Previously, F-gas was a popular choice for refrigeration, however since this is a greenhouse gas, there has been a move away from it, with more environmentally solutions being preferred. Carbon dioxide refrigeration has now become a common replacement, moreover since these types of refrigeration systems are also more easily recycled. Once again, you are more likely to find CO2 being used in refrigeration for larger and more industrial appliances.

Isobutane and R-600a refrigeration

F-gas was also once used in household refrigeration appliances, however this is fortunately no longer really the case, and in Europe at least, fridges tend to employ isobutene or R-600a in their cooling systems. These both have a much smaller impact on the atmosphere.

Additionally, these newer fridges all come with a European energy standard indicator, to let you know just how much energy they are going to be consuming. This came after a push in the 1990s to make fridges more environmentally friendly and more energy efficient, which can only be a good thing for our energy bills!
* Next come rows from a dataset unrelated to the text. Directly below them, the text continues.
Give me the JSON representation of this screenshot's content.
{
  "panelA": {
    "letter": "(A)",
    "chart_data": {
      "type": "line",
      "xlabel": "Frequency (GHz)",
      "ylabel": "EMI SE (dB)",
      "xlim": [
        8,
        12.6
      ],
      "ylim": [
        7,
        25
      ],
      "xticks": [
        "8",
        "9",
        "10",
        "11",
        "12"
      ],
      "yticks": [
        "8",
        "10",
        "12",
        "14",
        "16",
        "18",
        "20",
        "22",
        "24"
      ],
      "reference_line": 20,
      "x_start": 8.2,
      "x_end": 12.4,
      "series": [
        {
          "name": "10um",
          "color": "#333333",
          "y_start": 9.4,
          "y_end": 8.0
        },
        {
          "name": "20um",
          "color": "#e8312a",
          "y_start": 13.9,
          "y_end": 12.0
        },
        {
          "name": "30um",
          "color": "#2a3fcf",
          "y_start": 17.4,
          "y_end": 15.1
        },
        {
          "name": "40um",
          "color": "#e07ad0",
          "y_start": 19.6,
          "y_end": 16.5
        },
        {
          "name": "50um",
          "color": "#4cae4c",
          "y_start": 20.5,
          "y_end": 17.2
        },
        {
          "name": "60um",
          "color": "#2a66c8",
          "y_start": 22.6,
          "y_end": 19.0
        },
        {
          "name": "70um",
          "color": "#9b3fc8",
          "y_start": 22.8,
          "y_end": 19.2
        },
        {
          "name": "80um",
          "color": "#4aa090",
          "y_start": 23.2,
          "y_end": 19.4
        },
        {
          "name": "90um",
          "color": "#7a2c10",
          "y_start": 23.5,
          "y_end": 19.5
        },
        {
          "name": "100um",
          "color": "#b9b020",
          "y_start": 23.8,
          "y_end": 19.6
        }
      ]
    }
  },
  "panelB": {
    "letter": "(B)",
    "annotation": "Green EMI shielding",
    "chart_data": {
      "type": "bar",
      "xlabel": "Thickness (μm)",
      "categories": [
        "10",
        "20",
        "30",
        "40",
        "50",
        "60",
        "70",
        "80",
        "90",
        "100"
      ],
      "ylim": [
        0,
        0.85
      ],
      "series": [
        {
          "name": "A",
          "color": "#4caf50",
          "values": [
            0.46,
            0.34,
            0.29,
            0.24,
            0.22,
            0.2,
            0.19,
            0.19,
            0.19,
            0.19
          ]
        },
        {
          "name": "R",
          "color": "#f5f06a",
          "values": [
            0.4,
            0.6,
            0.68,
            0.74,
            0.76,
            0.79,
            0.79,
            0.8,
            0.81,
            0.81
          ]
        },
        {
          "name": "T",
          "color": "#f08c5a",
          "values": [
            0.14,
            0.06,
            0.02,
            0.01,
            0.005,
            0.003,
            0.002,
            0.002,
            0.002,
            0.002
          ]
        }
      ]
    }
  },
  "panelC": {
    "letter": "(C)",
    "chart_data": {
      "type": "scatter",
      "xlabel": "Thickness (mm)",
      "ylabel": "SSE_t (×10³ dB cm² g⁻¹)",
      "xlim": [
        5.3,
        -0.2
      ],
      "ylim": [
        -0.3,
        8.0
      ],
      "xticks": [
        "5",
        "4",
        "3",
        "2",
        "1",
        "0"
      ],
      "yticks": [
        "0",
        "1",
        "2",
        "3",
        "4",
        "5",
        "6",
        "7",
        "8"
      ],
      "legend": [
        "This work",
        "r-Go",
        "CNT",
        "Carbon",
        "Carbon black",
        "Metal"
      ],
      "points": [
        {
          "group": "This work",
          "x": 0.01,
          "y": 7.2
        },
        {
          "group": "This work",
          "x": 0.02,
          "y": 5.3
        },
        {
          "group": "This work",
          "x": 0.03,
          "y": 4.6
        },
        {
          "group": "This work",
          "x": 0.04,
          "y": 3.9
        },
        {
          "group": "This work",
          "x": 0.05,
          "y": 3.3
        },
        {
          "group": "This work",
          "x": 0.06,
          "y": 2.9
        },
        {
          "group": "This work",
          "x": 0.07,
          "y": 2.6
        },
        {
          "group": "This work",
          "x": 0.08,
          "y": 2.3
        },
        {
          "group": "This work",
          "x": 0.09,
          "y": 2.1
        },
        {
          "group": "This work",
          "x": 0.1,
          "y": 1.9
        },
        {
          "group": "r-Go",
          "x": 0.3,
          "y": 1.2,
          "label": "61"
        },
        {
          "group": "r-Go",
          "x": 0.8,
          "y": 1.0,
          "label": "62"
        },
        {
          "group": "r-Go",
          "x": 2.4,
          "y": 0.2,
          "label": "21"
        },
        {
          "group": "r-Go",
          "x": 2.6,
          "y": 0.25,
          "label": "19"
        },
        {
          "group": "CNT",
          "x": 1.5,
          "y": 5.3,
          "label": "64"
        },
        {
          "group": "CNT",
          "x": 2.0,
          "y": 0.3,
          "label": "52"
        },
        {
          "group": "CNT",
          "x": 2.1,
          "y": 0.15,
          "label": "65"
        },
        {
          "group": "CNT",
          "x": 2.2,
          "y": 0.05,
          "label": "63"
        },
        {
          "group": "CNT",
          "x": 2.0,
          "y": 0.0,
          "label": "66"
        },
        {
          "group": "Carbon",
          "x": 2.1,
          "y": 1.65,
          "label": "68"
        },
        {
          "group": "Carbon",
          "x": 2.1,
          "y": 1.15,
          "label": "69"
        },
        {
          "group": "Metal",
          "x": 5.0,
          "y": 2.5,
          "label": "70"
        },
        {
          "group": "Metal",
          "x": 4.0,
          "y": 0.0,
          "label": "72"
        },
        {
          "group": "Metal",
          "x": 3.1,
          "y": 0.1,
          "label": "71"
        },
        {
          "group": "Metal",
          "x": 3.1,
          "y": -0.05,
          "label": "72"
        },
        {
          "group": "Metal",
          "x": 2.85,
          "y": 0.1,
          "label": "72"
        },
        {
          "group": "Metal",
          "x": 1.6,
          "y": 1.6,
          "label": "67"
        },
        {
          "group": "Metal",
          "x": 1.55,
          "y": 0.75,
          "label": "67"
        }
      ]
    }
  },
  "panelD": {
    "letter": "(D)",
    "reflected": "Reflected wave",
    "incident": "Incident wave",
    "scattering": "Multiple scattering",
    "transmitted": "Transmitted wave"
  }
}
It’s a clear and transparent way to be more aware about our own energy consumption, particularly in regards to our everyday household appliances.  If you’re not entirely sure what you should be looking for on the energy label, then have a look at the European Commission official guidelines to get a better idea.

Since fridges are something that we all need and use in our daily lives, if you’re looking to invest in a new appliance, it’s always good to know the facts.